Der Preis für fehlende EU-Seenotrettung
1.912.
1.912 Menschen sind bis zum 9. November dieses Jahres im Mittelmeer ertrunken. Und keiner dieser Menschen hätte sterben müssen, wenn die Festung Europa ihre Tore öffnen würde, anstatt sich immer weiter abzuschotten – dann müsste niemand die lebensgefährliche Fahrt über das Mittelmeer auf sich nehmen.
Nachdem im Jahr 2015 die Balkanroute dicht gemacht wurde, ist die Route über das Mittelmeer einer der letzten verbleibenden Fluchtwege nach Europa. Seitdem die EU die Seenotrettungsmission Mare Nostrum eingestellt hat, gibt es keine staatlichen Bemühungen mehr, die Menschen, die dort in Seenot geraten, in Sicherheit zu bringen. Daher muss diese Arbeit von privaten Seenotrettungsorganisationen übernommen werden, die sich hauptsächlich über Spenden finanzieren. Das bedeutet: Die Zivilgesellschaft übernimmt physisch und finanziell eine Aufgabe, für die eigentlich die Politik zuständig sein sollte. Diese Organisationen werden zudem massiv an ihrer Arbeit gehindert: Boote mit hunderten geretteten Menschen an Bord müssen tagelang vor den Häfen ausharren, so wie Anfang November die Ocean Viking. Das Schiff erhielt in Italien keine Anlegeerlaubnis und musste somit nach Frankreich weiterfahren, mit 234 Geflüchteten, die zuvor schon Traumatisches erlebt hatten und deren Leiden damit unnötig in die Länge gezogen wurde. Am 20.11. verweigerte auch Frankreich 123 Personen, die Einreise, da diese „keinen Anspruch auf ein Asylverfahren“ hätten. Italiens Vorgehen ist ein Verstoß gegen internationales Recht, Frankreich Verhalten aber mindestens genauso menschenverachtend und gefährlich.

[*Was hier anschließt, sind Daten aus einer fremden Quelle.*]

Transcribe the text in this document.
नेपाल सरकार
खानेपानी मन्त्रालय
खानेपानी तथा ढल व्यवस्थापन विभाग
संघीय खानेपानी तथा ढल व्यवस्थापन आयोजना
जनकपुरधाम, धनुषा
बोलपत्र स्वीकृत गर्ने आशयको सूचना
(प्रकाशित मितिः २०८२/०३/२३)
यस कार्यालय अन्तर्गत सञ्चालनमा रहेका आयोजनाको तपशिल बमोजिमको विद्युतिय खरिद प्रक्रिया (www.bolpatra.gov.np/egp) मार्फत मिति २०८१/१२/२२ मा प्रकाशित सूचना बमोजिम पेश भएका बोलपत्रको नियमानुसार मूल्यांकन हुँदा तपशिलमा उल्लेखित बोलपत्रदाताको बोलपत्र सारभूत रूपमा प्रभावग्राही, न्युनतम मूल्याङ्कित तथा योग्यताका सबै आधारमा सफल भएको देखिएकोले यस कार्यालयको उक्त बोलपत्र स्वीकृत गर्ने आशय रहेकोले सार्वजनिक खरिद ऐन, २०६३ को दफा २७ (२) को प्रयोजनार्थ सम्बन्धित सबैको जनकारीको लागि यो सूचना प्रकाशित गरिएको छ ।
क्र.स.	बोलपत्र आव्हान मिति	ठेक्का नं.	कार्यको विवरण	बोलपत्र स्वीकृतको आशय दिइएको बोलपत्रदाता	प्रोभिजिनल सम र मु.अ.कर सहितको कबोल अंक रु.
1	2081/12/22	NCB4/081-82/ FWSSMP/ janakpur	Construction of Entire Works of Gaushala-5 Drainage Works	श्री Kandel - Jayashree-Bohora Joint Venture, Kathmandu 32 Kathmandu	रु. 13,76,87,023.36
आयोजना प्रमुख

Die einzige Intervention der EU auf dem Mittelmeer findet in Form von der Grenzschutzorganisation Frontex statt, welcher im Jahr 2022 ein Budget von 900 Millionen Euro zur Verfügung steht, um die Außengrenzen der EU zu schützen. Aber schützen wovor? Vor Menschen, die vor Krieg und Verfolgung fliehen, an denen die Europäische Union aktiv eine Mitschuld trägt.
Wie die EU Milizen auf flüchtende Familien und Kinder hetzt
In typisch europäischer Manier macht sich Frontex aber nicht selbst die Hände schmutzig: die gesammelten Koordinaten von Booten in Seenot werden an die sogenannte „libysche Küstenwache“ übergeben. Diese agiert brutal gegen die flüchtenden Menschen, Familien, Kinder vor allem mit lebensgefährlichen Pushbacks auf dem Mittelmeer und ist eigentlich gar keine Küstenwache, sondern eine Gruppe von Milizen. Einmal zurück auf libyschem Boden warten brutale Gefängnisse, in denen Vergewaltigung als Foltermethode angewendet wird. All das geschieht im Wissen der EU, die die libysche Küstenwache als billige Handlanger fungieren lässt. Italiens Außenminister Tajani hatte jüngst vorgeschlagen, Camps für Geflüchtete inmitten der katastrophalen Bedingungen in Libyen zu errichten und nimmt somit ganz offen Menschenrechtsverletzungen in Kauf.
Die Inkompetenz Europas
Es könnte alles so einfach sein. Wenn die EU sich an die so hoch angepriesenen Menschenrechte halten und Schutzsuchende aufnehmen würde. Aber das wäre wohl zu viel verlangt von einem Staatenbündnis, das seit Jahren auf eine „europäische Lösung“ pocht, welche niemals kommen wird, und sich selbst als das Maß aller Dinge sieht. Diese europäische Arroganz ist der Grund für 1.912 Leben, die in diesem Jahr genommen wurden.